As intensas e fortes relações entre os personagens é um ponto alto de Chove nos Campos de Cachoeira. Os destaques ficam à cargo de Alfredo e Eutanázio, filhos do major Alberto, porém de mães diferentes.
Alfredo é um garoto que sonha em estudar em Belém, protagoniza as cenas mais simples de respeito e amor ao pai e sua mãe, D. Amélia. Já Eutanázio é um sujeito negativo, decadente e maldoso. Ele vive uma paixão obsessiva por Irene e, justificado por seus sentimentos, satisfaz os desejos de todos na casa da amada.
Alfredo e Eutanázio se contrapõem na narrativa tanto na idade, quanto no comportamento. É bom destacar que ambos não são perfis ideais, nem vilões ou heróis. Alfredo, por vezes, deixa de agir com bondade e deseja o mal para os outros, enquanto que Eutanázio, ainda que errado, nutri e protege o carinho que tem por Irene e se arrepende ou sente o pesar de suas atitudes com Felícia, por exemplo.

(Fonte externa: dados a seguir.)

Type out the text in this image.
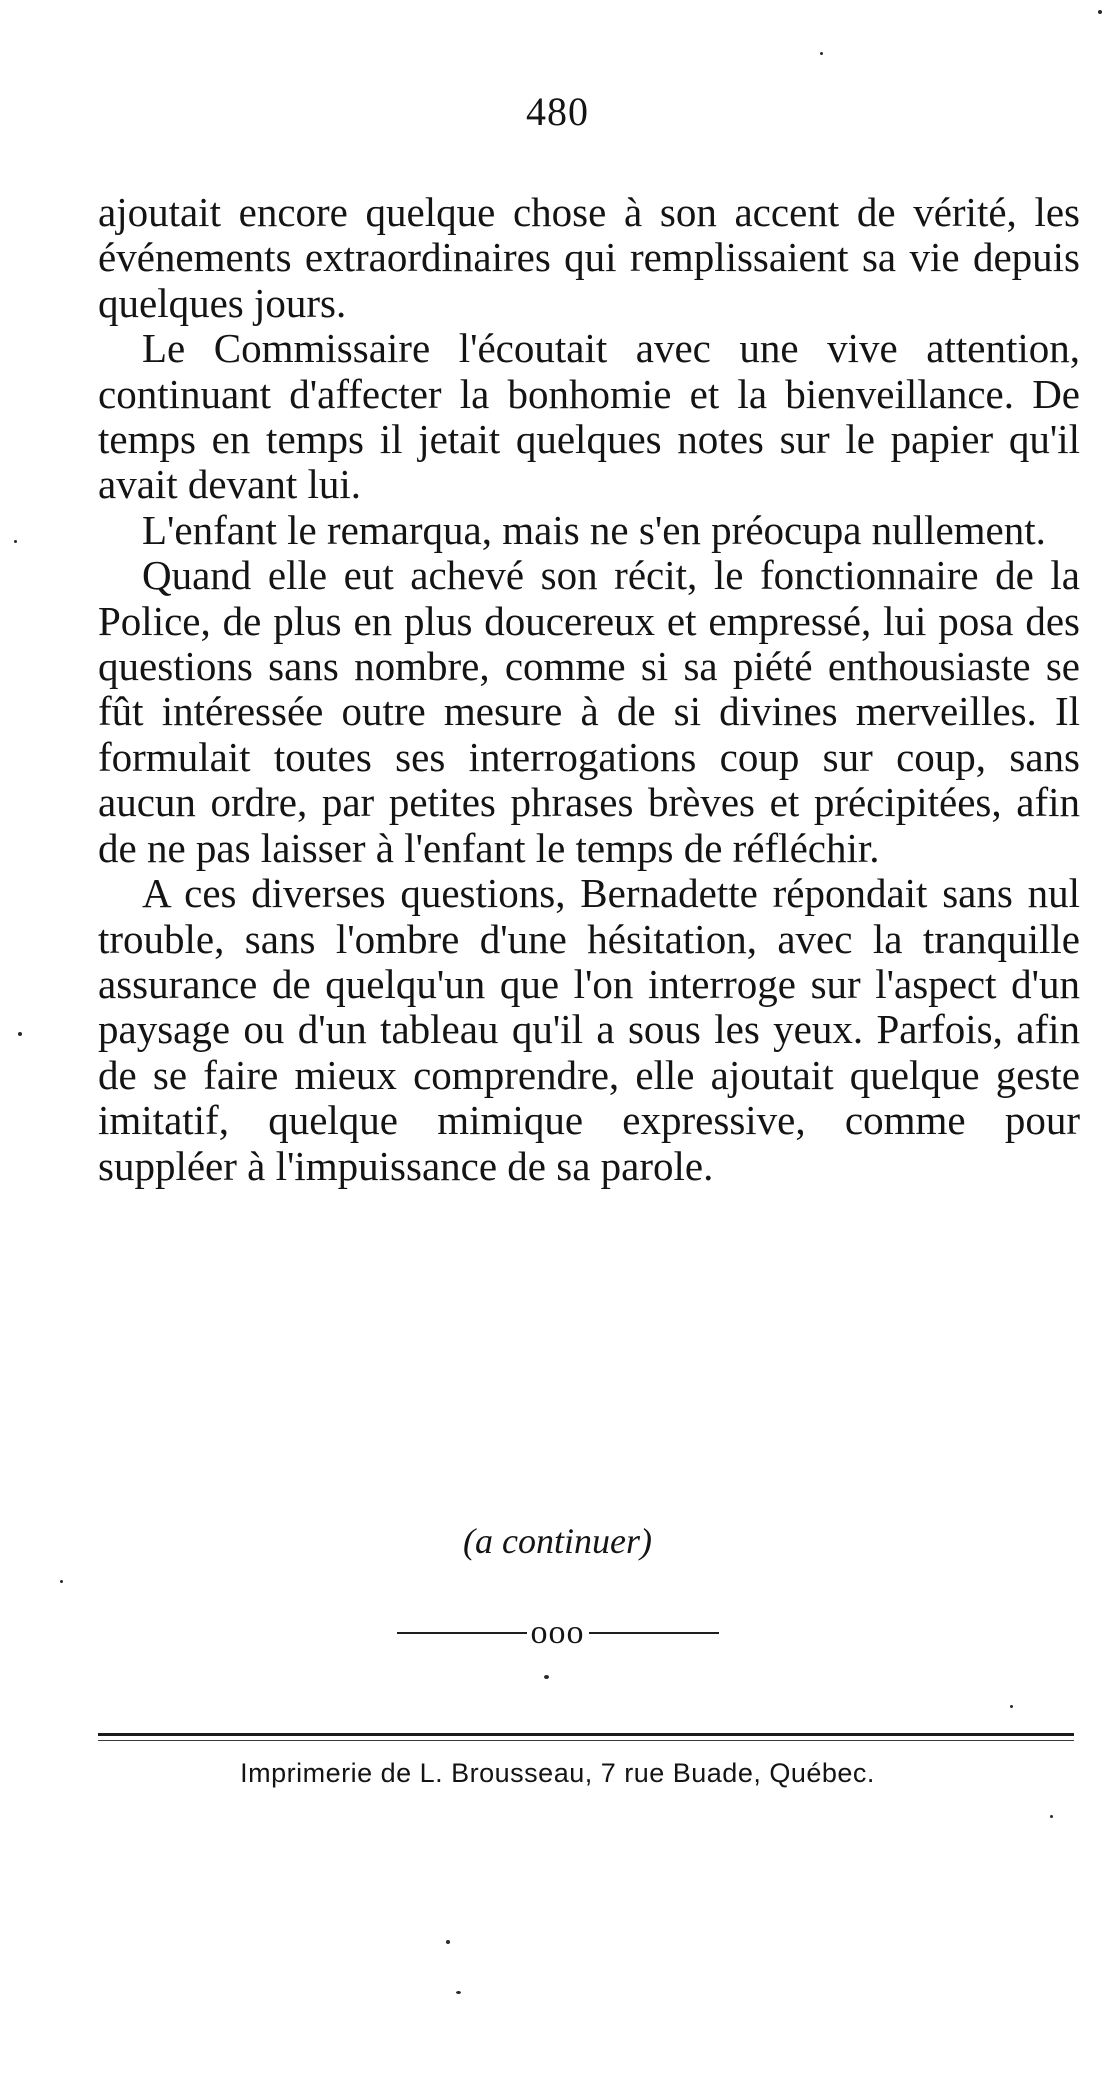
480

ajoutait encore quelque chose à son accent de vérité, les événements extraordinaires qui remplissaient sa vie depuis quelques jours.

Le Commissaire l'écoutait avec une vive attention, continuant d'affecter la bonhomie et la bienveillance. De temps en temps il jetait quelques notes sur le papier qu'il avait devant lui.

L'enfant le remarqua, mais ne s'en préocupa nullement.

Quand elle eut achevé son récit, le fonctionnaire de la Police, de plus en plus doucereux et empressé, lui posa des questions sans nombre, comme si sa piété enthousiaste se fût intéressée outre mesure à de si divines merveilles. Il formulait toutes ses interrogations coup sur coup, sans aucun ordre, par petites phrases brèves et précipitées, afin de ne pas laisser à l'enfant le temps de réfléchir.

A ces diverses questions, Bernadette répondait sans nul trouble, sans l'ombre d'une hésitation, avec la tranquille assurance de quelqu'un que l'on interroge sur l'aspect d'un paysage ou d'un tableau qu'il a sous les yeux. Parfois, afin de se faire mieux comprendre, elle ajoutait quelque geste imitatif, quelque mimique expressive, comme pour suppléer à l'impuissance de sa parole.

(a continuer)
ooo
Imprimerie de L. Brousseau, 7 rue Buade, Québec.
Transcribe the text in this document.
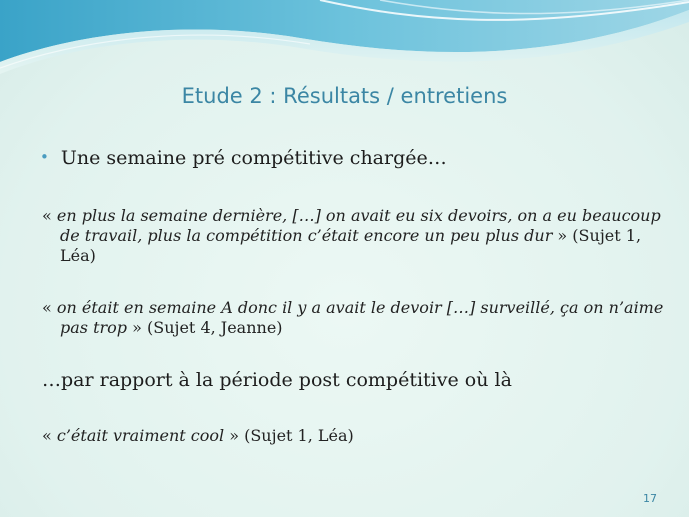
Etude 2 : Résultats / entretiens
• Une semaine pré compétitive chargée…
« en plus la semaine dernière, […] on avait eu six devoirs, on a eu beaucoup de travail, plus la compétition c’était encore un peu plus dur » (Sujet 1, Léa)
« on était en semaine A donc il y a avait le devoir […] surveillé, ça on n’aime pas trop » (Sujet 4, Jeanne)
…par rapport à la période post compétitive où là
« c’était vraiment cool » (Sujet 1, Léa)
17
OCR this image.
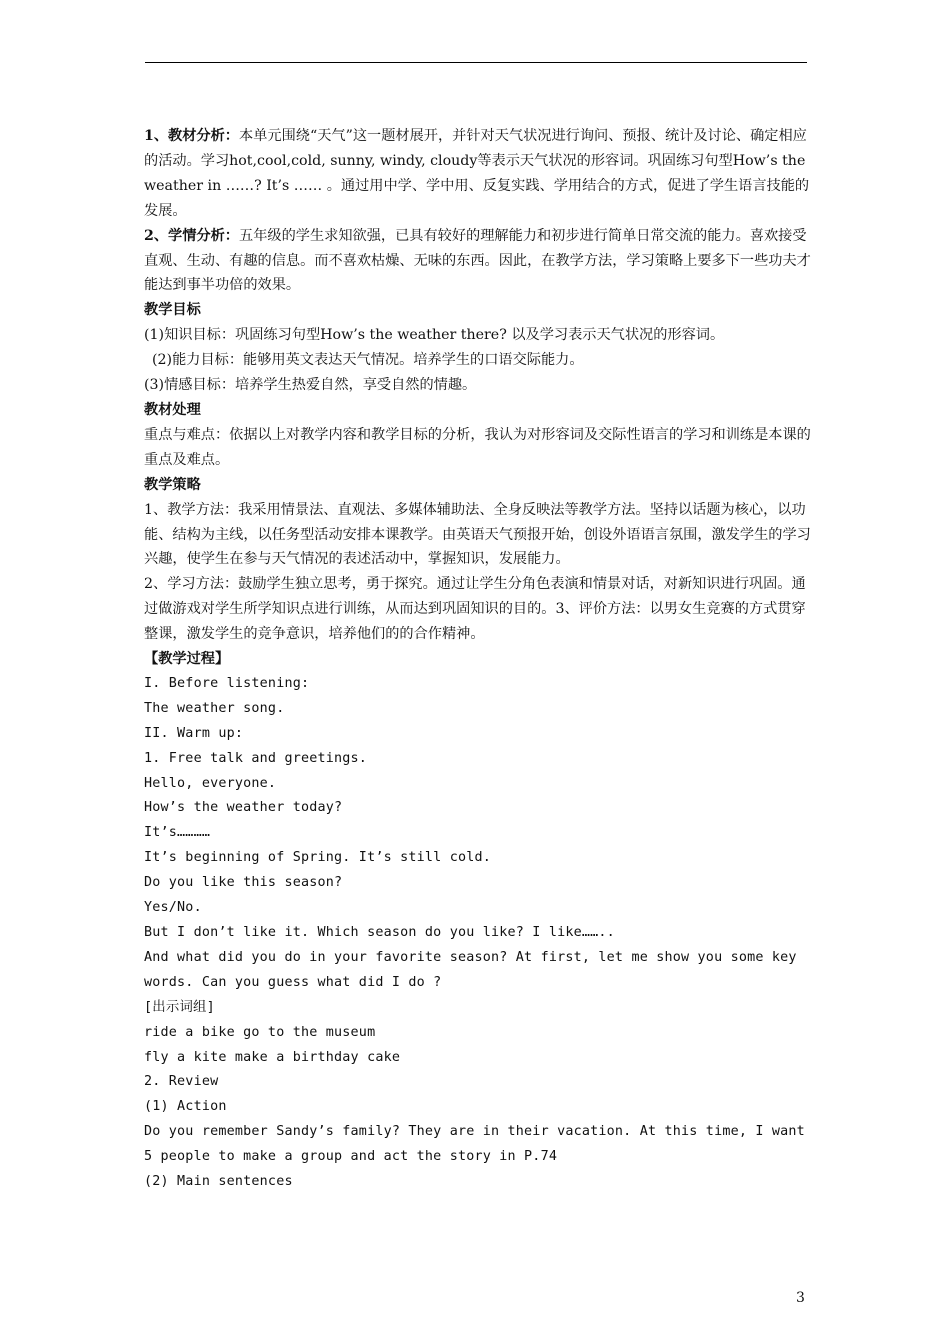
1、教材分析：本单元围绕“天气”这一题材展开，并针对天气状况进行询问、预报、统计及讨论、确定相应的活动。学习hot,cool,cold, sunny, windy, cloudy等表示天气状况的形容词。巩固练习句型How’s the weather in ……? It’s …… 。通过用中学、学中用、反复实践、学用结合的方式，促进了学生语言技能的发展。

2、学情分析：五年级的学生求知欲强，已具有较好的理解能力和初步进行简单日常交流的能力。喜欢接受直观、生动、有趣的信息。而不喜欢枯燥、无味的东西。因此，在教学方法，学习策略上要多下一些功夫才能达到事半功倍的效果。

教学目标

(1)知识目标：巩固练习句型How’s the weather there? 以及学习表示天气状况的形容词。

(2)能力目标：能够用英文表达天气情况。培养学生的口语交际能力。

(3)情感目标：培养学生热爱自然，享受自然的情趣。

教材处理

重点与难点：依据以上对教学内容和教学目标的分析，我认为对形容词及交际性语言的学习和训练是本课的重点及难点。

教学策略

1、教学方法：我采用情景法、直观法、多媒体辅助法、全身反映法等教学方法。坚持以话题为核心，以功能、结构为主线，以任务型活动安排本课教学。由英语天气预报开始，创设外语语言氛围，激发学生的学习兴趣，使学生在参与天气情况的表述活动中，掌握知识，发展能力。

2、学习方法：鼓励学生独立思考，勇于探究。通过让学生分角色表演和情景对话，对新知识进行巩固。通过做游戏对学生所学知识点进行训练，从而达到巩固知识的目的。3、评价方法：以男女生竞赛的方式贯穿整课，激发学生的竞争意识，培养他们的的合作精神。

【教学过程】

I. Before listening:

The weather song.

II. Warm up:

1. Free talk and greetings.

Hello, everyone.

How’s the weather today?

It’s…………

It’s beginning of Spring. It’s still cold.

Do you like this season?

Yes/No.

But I don’t like it. Which season do you like? I like……..

And what did you do in your favorite season? At first, let me show you some key words. Can you guess what did I do ?

[出示词组]

ride a bike go to the museum

fly a kite make a birthday cake

2. Review

(1) Action

Do you remember Sandy’s family? They are in their vacation. At this time, I want 5 people to make a group and act the story in P.74

(2) Main sentences

3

O livro segue nos apresentando muitos momentos da vila de Cachoeira: uma conversa no bar, a fofoca sobre a filha de alguém que engravidou, os velórios dos vizinhos, o famoso “pendurar/por na conta”, o ar de superioridade daqueles que passeiam por Belém e retornam à Cachoeira, entre outros.
Em cada capítulo, despontam personagens que contribuem com a narrativa e tornam tangível o cotidiano interiorano e as ruínas do ser humano. Complementando o pano de fundo, existem pinceladas sobre o fim do ciclo da borracha, sobre a Revolução Russa e o comunismo.
É necessário se atentar à leitura, pois, à primeira vista, o uso do discurso indireto livre atrelado à complexidade psicológica dos muitos personagens, pode gerar vários ruídos de interpretação e evolução da experiência.
Chove nos Campos de Cachoeira teve sua primeira versão em 1929. Porém, só foi publicado em 1941. No mesmo ano, o livro ganhou o prêmio Vecchi-Dom Casmurro, em um concurso de romances que tinha na banca de avaliação nomes como Jorge Amado, Rachel de Queiroz, e Oswald de Andrade. Em 1972, Chove nos Campos de Cachoeira ganhou o prêmio Machado de Assis pela Academia Brasileira de Letras.